Jupiter was awarded the fifth day, dies Jovis, by the Romans, and it was assigned to Thor by the Norse, where it was originally called thorsdgr, later modified by Old English into thurresdæg, and then into Middle English’s thur(e)sday.
For many the best day of the week, Friday was, fittingly, assigned to Aphrodite and Venus (in Latin dies Veneris). In Old Norse and English, Venus was associated with Frigg, a goddess of knowledge and wisdom. By Old English, the day’s name had been modified into frigedæg (Frigg’s day) and by Middle English, to fridai. (Notably, TGIF, for Thank God It’s Friday, dates back to 1946.)
The last day of the week for many, Saturday historically was dedicated to Saturn (Cronus to the Greeks), Jupiter’s father and a god associated with dissolution, renewal, generation, agriculture and wealth. In Latin, the day was originally called dies Saturni, which was transformed into sæter(nes)dæg in Old English and saterday in Middle English.
Notably, for some religions, Saturday, not Sunday, is celebrated as the weekly day of rest, known as the Shabbat in Judaism and Sabbath for Seventh Day Adventists.
- The Evolution of the Modern Day Calendar
- Why We Have a Seven Day Week
- Why Does the New Year Begin on January First in Many Countries?
- Why We Divide the Day Into Seconds, Minutes, and Hours
- The Origin of the Phrase “Once in a Blue Moon”
- Except for the seventh day, Shabbat, the days of the week in the Jewish calendar don’t have names and are simply referred to as 1st day, 2nd day, etc.
- The first known mention of the word “week-end” was seen in an 1879 edition of Notes and Queries, and it described being off of work from Saturday afternoon through Monday morning.

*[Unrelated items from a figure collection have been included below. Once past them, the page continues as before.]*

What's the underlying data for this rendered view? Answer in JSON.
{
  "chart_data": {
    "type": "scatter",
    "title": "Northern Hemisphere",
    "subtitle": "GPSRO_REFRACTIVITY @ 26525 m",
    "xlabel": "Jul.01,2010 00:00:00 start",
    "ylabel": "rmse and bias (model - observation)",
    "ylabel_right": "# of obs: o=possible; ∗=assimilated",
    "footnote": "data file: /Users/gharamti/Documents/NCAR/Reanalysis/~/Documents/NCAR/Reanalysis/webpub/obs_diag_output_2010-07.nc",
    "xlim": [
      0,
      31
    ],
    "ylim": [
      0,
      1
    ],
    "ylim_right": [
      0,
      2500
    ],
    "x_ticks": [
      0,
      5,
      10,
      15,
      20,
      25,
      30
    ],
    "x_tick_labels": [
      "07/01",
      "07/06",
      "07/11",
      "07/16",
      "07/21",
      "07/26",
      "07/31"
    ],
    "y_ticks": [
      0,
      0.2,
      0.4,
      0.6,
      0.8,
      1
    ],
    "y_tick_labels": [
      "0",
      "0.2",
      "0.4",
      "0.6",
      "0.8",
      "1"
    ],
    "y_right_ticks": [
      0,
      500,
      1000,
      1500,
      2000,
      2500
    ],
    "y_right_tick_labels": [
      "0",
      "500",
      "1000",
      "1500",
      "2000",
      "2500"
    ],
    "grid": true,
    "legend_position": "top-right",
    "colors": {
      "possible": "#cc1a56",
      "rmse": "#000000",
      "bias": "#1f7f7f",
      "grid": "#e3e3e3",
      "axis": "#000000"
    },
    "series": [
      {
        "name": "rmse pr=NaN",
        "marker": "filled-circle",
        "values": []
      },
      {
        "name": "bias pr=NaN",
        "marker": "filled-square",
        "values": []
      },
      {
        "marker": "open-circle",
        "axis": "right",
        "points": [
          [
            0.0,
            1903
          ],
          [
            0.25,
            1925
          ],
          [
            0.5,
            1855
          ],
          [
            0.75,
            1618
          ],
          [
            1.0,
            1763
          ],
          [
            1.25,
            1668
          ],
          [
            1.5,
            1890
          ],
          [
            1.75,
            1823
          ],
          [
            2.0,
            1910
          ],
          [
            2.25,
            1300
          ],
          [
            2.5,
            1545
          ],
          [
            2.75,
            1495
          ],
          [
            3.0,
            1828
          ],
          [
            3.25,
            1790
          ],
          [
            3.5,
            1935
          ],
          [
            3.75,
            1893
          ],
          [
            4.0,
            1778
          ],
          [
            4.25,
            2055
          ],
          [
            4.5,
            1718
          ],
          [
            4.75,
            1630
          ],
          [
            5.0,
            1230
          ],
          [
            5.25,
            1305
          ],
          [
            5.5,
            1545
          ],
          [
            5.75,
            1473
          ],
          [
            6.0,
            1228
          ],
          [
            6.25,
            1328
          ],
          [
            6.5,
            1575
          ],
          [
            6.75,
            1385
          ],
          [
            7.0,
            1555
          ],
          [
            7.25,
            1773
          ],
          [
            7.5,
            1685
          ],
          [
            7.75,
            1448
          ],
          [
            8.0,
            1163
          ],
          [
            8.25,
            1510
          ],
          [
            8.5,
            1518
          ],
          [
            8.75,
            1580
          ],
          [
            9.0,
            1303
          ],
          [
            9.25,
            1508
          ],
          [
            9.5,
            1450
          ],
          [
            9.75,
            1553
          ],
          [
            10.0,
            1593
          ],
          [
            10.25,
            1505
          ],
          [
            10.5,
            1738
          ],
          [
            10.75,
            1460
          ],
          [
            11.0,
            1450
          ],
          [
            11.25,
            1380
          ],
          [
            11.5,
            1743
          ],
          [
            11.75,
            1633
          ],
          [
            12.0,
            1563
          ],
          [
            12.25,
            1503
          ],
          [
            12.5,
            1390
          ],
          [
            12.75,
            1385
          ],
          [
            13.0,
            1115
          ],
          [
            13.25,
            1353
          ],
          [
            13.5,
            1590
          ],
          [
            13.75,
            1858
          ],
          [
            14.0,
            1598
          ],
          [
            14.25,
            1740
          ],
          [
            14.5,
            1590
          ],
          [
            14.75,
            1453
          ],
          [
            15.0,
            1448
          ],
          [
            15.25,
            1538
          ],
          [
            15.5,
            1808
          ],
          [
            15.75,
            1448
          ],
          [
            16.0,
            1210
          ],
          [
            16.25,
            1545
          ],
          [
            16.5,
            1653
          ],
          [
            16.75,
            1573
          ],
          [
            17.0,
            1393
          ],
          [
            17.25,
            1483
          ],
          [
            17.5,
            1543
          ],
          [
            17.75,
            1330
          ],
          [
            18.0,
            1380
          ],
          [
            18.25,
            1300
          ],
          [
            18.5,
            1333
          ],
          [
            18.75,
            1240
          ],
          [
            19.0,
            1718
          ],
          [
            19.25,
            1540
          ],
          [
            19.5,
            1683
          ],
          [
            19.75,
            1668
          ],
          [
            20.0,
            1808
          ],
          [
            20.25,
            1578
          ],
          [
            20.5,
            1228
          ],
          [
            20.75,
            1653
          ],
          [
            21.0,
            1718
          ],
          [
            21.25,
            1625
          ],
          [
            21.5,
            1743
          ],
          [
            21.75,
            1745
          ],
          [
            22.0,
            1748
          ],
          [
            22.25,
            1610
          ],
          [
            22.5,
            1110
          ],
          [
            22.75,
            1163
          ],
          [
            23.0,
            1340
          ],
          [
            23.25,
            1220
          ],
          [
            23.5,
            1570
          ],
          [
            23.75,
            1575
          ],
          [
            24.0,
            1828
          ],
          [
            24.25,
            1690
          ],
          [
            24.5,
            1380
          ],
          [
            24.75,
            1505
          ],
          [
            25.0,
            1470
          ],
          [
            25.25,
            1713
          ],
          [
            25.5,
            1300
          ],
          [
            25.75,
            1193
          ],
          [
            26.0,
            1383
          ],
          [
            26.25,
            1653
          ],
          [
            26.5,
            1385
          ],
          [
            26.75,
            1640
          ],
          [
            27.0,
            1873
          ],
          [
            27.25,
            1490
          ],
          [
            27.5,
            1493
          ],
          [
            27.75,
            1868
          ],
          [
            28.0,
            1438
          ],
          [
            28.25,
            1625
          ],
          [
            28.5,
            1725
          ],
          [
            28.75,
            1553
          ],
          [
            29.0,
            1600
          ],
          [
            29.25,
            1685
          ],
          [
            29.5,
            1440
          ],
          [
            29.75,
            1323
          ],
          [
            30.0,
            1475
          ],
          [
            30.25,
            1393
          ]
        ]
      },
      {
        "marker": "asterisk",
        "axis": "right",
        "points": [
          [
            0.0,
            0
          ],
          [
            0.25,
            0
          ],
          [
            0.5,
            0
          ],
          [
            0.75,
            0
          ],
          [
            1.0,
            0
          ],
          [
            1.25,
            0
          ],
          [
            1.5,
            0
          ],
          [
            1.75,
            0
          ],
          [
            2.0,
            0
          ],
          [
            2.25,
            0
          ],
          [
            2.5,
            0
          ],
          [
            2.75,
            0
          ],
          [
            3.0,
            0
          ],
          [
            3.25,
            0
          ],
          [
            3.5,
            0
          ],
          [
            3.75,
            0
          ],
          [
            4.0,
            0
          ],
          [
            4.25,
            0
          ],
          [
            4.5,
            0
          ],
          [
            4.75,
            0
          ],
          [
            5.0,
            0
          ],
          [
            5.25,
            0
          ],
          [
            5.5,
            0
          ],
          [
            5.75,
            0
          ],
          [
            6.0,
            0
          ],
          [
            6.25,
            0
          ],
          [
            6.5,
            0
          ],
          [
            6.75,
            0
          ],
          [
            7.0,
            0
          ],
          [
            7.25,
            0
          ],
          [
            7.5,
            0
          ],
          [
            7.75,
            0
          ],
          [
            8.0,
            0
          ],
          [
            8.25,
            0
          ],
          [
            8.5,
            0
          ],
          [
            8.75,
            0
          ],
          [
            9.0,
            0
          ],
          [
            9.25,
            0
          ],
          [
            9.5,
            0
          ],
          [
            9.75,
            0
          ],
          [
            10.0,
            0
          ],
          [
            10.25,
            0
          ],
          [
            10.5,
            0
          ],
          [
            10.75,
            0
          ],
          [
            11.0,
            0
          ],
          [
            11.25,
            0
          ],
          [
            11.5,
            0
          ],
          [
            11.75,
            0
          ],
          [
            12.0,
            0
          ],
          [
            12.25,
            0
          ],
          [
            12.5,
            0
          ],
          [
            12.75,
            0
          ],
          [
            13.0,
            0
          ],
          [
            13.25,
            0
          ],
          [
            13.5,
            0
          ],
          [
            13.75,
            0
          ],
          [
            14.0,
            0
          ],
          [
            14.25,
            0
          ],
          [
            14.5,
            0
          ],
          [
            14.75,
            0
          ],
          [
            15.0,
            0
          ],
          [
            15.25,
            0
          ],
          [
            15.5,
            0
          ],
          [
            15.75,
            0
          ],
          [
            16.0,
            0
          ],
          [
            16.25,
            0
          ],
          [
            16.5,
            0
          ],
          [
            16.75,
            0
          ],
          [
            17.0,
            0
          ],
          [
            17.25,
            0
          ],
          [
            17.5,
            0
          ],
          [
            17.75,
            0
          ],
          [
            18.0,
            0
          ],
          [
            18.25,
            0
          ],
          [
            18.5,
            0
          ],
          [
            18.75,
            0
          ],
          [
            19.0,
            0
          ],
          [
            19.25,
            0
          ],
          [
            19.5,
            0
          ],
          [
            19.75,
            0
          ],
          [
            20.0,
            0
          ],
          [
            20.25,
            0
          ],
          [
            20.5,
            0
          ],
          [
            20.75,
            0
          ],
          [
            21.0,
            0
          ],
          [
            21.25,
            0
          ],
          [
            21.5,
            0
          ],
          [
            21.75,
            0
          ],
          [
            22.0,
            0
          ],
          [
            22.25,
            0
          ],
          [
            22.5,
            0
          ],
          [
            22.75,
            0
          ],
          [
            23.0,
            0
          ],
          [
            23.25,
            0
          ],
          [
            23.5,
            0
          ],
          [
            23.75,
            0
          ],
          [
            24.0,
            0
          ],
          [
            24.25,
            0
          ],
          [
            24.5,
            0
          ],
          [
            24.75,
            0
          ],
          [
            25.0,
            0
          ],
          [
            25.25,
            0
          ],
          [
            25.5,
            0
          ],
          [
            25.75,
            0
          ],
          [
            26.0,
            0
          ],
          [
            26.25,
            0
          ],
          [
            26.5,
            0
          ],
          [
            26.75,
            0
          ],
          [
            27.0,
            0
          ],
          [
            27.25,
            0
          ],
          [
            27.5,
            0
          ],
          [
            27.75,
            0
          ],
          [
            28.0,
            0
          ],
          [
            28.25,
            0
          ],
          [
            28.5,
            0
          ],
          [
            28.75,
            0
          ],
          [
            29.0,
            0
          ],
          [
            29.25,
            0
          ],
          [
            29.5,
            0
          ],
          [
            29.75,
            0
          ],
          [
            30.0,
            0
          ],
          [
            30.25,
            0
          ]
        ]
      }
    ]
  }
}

- The first 5-day workweek (where workers had all of Saturday off) in an American factory was instituted in a New England mill in 1908 in order to accommodate the religious practice of its Jewish workforce. By having a shorter workweek, factories were able to hire more workers, and during the Great Depression, the 5-day workweek is credited with lessening unemployment.
- Surprisingly to many business owners, shortening the work week and work hours of employees also actually increased productivity per worker in many industries. (See: Why the Work Day is Traditionally Eight Hours Long) Loosely backing this century old observation up, a 2008 study in the American Journal of Epidemiology determined that people who worked more than 55 hours a week performed worse on mental tests than those who worked only 40 hours a week.
- A few companies have experimented with a four-day, 32-hour workweek and have found that the shorter week encourages focus and results in more efficient performance. Public health officials are also in favor of a shorter workweek, as they believe it would result in improvements in mental health and morale.